A wonderful song played during the farewell ceremonies honoring a beloved company president; retiring after more than 30 years of service, videos of friends and colleagues saying goodbye from offices around the world; their faces gleaming with pride and sorrow, shown in large television sets scattered around the lobby, the inspiring music echoing in the halls. After the ceremony, the revered man spoke about all the secretaries who have helped him, talking of each person by name, an inspiring sight to see, acknowledging the people behind the limelight, avoiding any grand subject but just a sincere and honest thank you. Now that’s the way to go, not talking about world events or magnificent themes but stick to the people who actually helped you; the old man talking about his rise, telling his humble stories like being a waiter in college to pay for his tuition; an inspired speaker with natural grace and dignity. He is a rare individual, watching his life play out, in the tributes of his friends, in the large screen was a touching scene; like being in the presence of someone special. One wonders if he will ever get this kind of tribute, organized flawlessly and played out in elegant surroundings, but one feels it will come if one deserves it; one’s life a testament to whatever one had set out to achieve; perhaps being a decent person is enough.
I watched the movie ‘Siddhartha’, adapted from the book by Herman Hesse, a beautiful film that tries to grasp the essence of life, about one who searched for enlightenment, achieving his goal and living his old age as someone who helps people cross a river. The scenes of India was perfect, cinematography by Sven Nykvist, and directed by Conrad Rooks, heir to the Avon dynasty and substance abuser, who may have found salvation from the book. In an interview, Conrad first read the novel when given by his wife together with Jack Keroauc’s ‘On The Road’, an intriguing mix that is enough to drive anyone crazy; hedonism and asceticism in both books, reflecting the hero Siddhartha who rejected teachings from the Buddha, preferring actual experience; instead of religious lessons, meditations and the usual road taken by ‘sadhus’ – India’s name for holy men. The film showed the Brahmin’s journey from wealthy youth, then a wandering ascetic, searching for truth but departing from the holy life; learning business, sex from a courtesan and finally living as a river pilot in his old age. A contrast from the company president’s life, though similar in the diversity of experience; a difference in the end, with one living humbly in his final years, and perhaps the other with wealth and idle time filled with charitable causes.
Being middle age is a time where one re-thinks his directions; for most people it means a decline towards death, but perhaps it means a rebirth, where one is able to go forward with more confidence to achieve one's true dreams in life’s last decades; youthful exuberance long gone and hormones stable, ensuring a more mature life; the accumulation of experience enough to fuel the next stage. One is eager to get to the next challenge, tired by the recent years of doing the same work; now an opportunity presents itself, perhaps more challenges; an attempt to rise above the usual mediocrity, but is it only the usual drive for better things or more experiences?
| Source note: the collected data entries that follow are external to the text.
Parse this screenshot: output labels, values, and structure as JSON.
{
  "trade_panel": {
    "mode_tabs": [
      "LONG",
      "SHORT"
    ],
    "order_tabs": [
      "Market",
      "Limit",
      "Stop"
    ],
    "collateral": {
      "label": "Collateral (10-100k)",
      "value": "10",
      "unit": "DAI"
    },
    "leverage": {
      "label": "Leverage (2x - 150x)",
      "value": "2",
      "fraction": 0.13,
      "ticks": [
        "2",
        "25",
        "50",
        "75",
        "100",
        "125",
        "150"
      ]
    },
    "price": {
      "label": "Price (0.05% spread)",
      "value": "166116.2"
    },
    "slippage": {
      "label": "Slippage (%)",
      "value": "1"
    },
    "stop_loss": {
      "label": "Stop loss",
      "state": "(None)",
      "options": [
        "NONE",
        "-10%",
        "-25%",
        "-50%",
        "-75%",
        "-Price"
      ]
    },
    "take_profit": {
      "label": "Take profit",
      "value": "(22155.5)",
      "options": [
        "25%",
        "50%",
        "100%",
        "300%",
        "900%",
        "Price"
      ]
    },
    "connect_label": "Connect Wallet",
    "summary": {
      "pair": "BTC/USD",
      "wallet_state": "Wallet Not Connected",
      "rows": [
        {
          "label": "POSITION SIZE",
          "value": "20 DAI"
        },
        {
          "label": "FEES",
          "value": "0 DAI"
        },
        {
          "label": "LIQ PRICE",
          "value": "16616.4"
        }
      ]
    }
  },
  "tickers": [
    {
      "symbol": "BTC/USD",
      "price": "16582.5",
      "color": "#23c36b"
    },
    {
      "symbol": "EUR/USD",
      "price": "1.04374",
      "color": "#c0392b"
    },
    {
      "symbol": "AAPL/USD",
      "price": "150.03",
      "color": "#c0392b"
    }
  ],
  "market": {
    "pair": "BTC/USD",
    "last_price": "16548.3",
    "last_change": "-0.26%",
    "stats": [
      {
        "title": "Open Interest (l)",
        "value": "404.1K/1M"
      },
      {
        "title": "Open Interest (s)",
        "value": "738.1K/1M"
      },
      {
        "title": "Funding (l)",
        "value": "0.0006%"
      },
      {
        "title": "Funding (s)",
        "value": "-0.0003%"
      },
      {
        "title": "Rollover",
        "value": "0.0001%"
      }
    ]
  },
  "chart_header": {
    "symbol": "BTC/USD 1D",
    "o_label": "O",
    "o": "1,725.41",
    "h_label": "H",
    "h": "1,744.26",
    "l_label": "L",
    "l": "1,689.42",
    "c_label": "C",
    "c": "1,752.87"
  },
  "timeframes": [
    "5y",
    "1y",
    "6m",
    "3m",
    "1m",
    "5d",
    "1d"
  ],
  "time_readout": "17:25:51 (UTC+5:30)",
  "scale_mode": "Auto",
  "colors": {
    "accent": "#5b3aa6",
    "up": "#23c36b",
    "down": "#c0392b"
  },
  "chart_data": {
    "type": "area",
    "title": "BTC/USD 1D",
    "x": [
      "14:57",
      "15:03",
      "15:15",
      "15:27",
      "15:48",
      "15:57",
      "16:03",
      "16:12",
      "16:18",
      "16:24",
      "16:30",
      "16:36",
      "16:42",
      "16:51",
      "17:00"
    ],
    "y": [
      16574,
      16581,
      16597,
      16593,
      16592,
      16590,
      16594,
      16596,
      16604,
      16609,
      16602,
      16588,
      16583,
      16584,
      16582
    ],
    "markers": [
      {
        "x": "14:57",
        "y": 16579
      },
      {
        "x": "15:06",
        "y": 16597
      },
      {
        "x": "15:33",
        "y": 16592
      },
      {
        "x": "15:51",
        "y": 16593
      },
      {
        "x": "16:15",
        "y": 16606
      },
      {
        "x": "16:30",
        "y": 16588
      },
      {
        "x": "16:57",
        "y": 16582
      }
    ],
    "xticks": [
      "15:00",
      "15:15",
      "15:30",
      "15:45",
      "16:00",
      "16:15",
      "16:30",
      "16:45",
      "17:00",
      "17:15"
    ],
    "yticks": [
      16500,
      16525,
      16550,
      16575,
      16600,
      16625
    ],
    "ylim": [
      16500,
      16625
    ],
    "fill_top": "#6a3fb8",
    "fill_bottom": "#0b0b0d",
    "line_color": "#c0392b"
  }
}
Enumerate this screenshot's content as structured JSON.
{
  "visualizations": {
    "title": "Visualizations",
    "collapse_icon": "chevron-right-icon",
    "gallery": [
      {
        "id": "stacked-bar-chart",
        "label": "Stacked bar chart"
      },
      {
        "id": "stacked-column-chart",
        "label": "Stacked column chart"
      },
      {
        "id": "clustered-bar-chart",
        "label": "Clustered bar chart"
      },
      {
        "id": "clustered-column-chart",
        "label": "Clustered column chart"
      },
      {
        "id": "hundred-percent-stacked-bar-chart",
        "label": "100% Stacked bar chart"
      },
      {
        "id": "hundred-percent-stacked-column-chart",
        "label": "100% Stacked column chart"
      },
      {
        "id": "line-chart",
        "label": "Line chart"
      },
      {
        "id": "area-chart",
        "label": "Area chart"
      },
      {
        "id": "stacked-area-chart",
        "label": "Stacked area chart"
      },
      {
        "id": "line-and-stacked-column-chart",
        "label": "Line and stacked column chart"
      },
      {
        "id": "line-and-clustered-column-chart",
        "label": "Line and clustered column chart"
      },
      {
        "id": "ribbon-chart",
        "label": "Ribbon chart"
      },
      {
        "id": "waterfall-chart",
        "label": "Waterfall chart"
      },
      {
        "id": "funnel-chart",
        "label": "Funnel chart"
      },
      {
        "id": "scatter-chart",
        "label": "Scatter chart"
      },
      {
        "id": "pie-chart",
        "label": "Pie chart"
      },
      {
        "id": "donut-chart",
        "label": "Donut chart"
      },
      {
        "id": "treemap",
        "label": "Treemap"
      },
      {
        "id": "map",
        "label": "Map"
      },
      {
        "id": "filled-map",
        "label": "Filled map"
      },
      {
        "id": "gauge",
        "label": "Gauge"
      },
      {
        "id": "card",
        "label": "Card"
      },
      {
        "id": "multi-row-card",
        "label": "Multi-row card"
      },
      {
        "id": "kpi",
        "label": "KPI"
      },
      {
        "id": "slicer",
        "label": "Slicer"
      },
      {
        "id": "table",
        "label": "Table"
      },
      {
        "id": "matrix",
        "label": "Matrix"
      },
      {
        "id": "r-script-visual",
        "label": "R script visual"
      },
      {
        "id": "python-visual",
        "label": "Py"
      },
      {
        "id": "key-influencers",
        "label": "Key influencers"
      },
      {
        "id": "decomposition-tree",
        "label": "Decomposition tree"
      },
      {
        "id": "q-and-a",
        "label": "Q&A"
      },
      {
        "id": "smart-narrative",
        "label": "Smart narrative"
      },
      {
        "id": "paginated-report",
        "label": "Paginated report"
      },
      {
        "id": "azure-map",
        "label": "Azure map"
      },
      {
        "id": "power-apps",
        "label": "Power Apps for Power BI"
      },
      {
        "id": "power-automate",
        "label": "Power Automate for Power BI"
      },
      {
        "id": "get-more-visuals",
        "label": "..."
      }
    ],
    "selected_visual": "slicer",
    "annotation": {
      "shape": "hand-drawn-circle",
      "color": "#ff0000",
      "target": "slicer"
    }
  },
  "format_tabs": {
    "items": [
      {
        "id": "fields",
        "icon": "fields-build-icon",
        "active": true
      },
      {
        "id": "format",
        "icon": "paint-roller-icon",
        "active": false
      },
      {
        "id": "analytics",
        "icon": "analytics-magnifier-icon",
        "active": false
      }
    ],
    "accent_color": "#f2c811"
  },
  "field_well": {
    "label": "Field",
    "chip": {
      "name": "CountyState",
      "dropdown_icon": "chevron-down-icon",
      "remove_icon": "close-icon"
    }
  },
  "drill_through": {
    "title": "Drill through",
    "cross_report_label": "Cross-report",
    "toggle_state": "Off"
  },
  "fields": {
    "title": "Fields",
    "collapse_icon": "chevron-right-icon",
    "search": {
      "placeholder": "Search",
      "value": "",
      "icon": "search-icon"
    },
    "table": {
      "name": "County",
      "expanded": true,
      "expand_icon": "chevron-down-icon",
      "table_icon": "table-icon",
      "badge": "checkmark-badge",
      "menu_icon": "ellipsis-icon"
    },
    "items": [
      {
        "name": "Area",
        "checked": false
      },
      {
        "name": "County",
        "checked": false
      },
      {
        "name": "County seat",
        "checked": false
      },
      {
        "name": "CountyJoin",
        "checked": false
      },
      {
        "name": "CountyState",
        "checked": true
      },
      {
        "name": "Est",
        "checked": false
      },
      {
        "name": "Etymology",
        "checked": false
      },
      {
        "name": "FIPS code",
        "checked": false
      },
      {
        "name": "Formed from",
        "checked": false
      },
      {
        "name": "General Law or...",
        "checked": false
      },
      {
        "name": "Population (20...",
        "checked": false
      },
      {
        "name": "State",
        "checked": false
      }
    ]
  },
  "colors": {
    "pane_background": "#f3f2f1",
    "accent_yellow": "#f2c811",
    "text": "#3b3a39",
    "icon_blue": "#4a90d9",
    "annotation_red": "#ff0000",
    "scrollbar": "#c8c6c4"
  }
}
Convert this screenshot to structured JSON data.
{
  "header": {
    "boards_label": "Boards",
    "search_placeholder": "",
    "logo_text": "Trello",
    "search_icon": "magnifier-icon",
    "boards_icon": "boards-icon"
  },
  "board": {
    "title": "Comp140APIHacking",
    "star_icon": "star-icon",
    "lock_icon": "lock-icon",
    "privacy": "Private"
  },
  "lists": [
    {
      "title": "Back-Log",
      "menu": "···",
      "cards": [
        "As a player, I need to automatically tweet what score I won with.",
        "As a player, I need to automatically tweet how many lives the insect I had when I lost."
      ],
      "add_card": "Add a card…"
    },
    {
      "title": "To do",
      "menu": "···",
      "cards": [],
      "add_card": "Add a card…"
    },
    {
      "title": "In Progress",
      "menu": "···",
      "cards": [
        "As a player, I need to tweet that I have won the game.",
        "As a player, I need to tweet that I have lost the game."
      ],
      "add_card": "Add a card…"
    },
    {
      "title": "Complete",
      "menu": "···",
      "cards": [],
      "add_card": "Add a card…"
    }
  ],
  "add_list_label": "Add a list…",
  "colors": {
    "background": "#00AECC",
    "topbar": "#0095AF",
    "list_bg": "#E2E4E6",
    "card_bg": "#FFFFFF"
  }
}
It’s a new day for sure, but one wonders where the right direction will be, perhaps meeting old friends this coming week will clarify the way. Surfing the Internet one sees old friends; from high school, from college, from one’s fraternity; pictures scattered in cyberspace, eating in restaurants, playing golf, posing in pictures; once young faces now mostly wrinkled and old, some with grey hair, some still smiling and having fun, some in the old country, while others living abroad; one sees the road one could have taken and be in those pictures, too.